Le public du Métropolis a dû se demander quelle mouche avait piqué Thomas Fersen hier soir. La tsé-tsé peut-être?

Le grand sec français a chez nous un public fidèle, des fans acquis qui semblaient guetter la première occasion de se laisser emporter par sa douce folie. Ils s'en promettaient sans doute quand ils l'ont aperçu dans la pénombre, chapeau sur la tête, les deux jambes arquées logeant dans un pantalon rouge pétant, et les mains pas en reste, cachées dans des chaussures comme sur la pochette de son récent album Thomas Fersen et the Ginger Accident.

Tous les espoirs étaient permis, d'autant plus que ce disque baigne dans une ambiance ludique des années 60 - les Français disent les sixties - avec un petit côté Nino Ferrer. Malheureusement, l'étincelle espérée ne s'est pas vraiment produite.

On savait que le groupe Ginger Accident ne traverserait pas l'Atlantique avec Fersen, mais il y avait là deux cuivres et un claviériste tout à fait capables de compenser l'absence des cordes qui s'envolent sur disque pendant la première chanson, Mais oui mesdames.
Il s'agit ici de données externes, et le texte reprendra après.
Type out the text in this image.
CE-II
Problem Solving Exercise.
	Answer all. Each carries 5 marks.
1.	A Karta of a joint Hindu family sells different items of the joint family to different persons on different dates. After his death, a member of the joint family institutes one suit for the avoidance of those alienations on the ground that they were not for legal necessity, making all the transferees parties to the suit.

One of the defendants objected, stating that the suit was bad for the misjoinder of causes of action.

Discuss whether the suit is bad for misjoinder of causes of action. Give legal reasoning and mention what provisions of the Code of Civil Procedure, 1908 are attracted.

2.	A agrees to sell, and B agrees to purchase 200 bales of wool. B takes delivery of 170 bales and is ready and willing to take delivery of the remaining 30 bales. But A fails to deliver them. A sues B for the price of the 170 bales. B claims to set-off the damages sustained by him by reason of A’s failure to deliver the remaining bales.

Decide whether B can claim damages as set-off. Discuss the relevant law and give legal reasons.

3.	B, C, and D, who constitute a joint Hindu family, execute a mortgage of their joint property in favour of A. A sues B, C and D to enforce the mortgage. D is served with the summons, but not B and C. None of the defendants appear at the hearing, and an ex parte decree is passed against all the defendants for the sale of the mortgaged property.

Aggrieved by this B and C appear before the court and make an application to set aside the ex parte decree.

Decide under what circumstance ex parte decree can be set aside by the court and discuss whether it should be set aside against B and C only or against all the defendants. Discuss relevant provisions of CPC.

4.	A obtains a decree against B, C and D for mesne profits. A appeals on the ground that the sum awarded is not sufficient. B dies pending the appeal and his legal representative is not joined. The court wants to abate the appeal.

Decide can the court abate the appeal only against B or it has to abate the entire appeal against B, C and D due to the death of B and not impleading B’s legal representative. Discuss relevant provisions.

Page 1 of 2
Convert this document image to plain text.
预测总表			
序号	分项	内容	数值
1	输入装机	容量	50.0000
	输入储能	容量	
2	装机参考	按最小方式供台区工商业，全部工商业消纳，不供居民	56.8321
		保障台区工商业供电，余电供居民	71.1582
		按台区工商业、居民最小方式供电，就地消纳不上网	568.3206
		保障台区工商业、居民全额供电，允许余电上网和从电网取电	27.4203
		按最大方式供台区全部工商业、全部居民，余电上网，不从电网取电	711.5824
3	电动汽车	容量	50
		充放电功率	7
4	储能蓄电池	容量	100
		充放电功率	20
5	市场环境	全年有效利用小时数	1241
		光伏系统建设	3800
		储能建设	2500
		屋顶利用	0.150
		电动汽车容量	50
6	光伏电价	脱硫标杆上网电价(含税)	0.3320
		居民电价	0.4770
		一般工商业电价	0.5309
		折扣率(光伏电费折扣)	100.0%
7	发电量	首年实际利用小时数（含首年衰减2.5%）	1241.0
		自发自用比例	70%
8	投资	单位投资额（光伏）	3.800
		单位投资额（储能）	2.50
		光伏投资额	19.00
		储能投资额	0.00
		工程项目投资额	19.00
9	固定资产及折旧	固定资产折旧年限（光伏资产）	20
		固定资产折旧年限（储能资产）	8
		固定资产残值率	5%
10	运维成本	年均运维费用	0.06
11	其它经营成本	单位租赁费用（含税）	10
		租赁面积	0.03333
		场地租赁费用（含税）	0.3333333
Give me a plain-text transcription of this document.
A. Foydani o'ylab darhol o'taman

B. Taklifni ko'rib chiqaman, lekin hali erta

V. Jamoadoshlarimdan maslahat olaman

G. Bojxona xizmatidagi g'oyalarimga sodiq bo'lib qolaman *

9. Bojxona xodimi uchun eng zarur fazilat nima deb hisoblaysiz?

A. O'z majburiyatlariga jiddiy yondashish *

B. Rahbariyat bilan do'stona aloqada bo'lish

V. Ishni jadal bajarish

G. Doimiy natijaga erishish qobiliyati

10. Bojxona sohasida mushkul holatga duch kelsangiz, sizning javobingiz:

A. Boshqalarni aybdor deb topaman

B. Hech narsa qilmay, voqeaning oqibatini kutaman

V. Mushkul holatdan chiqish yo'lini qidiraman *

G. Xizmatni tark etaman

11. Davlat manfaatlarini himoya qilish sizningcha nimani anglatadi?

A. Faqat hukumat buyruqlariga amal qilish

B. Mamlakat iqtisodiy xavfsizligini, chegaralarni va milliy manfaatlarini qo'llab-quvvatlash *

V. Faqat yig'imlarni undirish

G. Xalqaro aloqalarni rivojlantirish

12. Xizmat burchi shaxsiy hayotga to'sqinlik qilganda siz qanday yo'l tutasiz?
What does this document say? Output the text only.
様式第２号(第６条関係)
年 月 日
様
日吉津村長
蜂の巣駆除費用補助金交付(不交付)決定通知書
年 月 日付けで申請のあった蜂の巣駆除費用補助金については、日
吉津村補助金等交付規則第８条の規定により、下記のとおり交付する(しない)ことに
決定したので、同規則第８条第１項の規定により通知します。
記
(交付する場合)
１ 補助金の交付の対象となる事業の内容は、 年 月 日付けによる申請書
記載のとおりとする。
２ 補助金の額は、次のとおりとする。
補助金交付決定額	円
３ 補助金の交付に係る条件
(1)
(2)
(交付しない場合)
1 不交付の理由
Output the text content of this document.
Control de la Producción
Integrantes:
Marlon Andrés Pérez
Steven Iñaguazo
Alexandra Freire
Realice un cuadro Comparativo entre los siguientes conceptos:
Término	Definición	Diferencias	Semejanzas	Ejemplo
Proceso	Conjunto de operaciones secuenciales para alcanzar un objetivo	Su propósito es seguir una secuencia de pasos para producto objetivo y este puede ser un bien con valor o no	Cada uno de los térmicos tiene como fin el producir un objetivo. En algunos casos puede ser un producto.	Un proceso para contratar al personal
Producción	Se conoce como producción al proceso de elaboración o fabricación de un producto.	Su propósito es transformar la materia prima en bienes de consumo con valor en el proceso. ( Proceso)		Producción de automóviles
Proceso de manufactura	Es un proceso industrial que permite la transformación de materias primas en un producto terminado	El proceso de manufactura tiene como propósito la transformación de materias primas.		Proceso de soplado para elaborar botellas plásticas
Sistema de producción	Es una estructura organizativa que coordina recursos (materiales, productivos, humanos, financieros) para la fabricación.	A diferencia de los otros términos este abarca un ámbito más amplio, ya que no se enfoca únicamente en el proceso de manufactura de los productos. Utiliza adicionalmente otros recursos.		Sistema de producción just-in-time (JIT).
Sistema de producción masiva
On s'est vite rendu compte qu'il manquait un peu de gingembre dans la recette.

Les cinq nouvelles chansons qu'ils nous ont balancées en partant n'avaient pas le tonus ni l'énergie du disque. Les éclairages aléatoires n'aidaient pas la cause de Fersen et ses cinq musiciens, trop souvent perdus dans la pénombre sans qu'on pige pourquoi au juste.

La jolie intro gitano-hispanisante de La chauve-souris pendant laquelle le chanteur a pris la pose d'un danseur de flamenco a ravivé les espoirs. Les fans les plus enthousiastes se sont mis à chanter, timidement.

Puis il y a eu Croque, au carrefour de la chansonnette surréaliste et du folklore, très réussie, un monologue sur un type qui a vu une soucoupe volante dans l'bois et Zaza, qui pue comme chacun le sait. Le Métropolis s'est réchauffé le temps du Chat botté et surtout de Saint-Jean-du-doigt quand, après 50 minutes à peine, Fersen a dit merci, bonsoir.

«On était déjà dans les bagnoles», a blagué au retour le chanteur avant de se lancer dans un segment unplugged, accompagné uniquement de la guitare du fidèle Pierre Sangra. Les autres sont venus les retrouver et, enfin, on a senti que le jello prenait pendant les nouvelles Donne-moi un petit baiser et Les femmes préfèrent, délicieuse.

Fersen a échangé davantage avec son public et on a goûté son humour coquin quand il s'est assis au piano pour finir la soirée. Une soirée qui ne comptera pas parmi les plus mémorables qu'on a passées avec lui depuis une vingtaine d'années.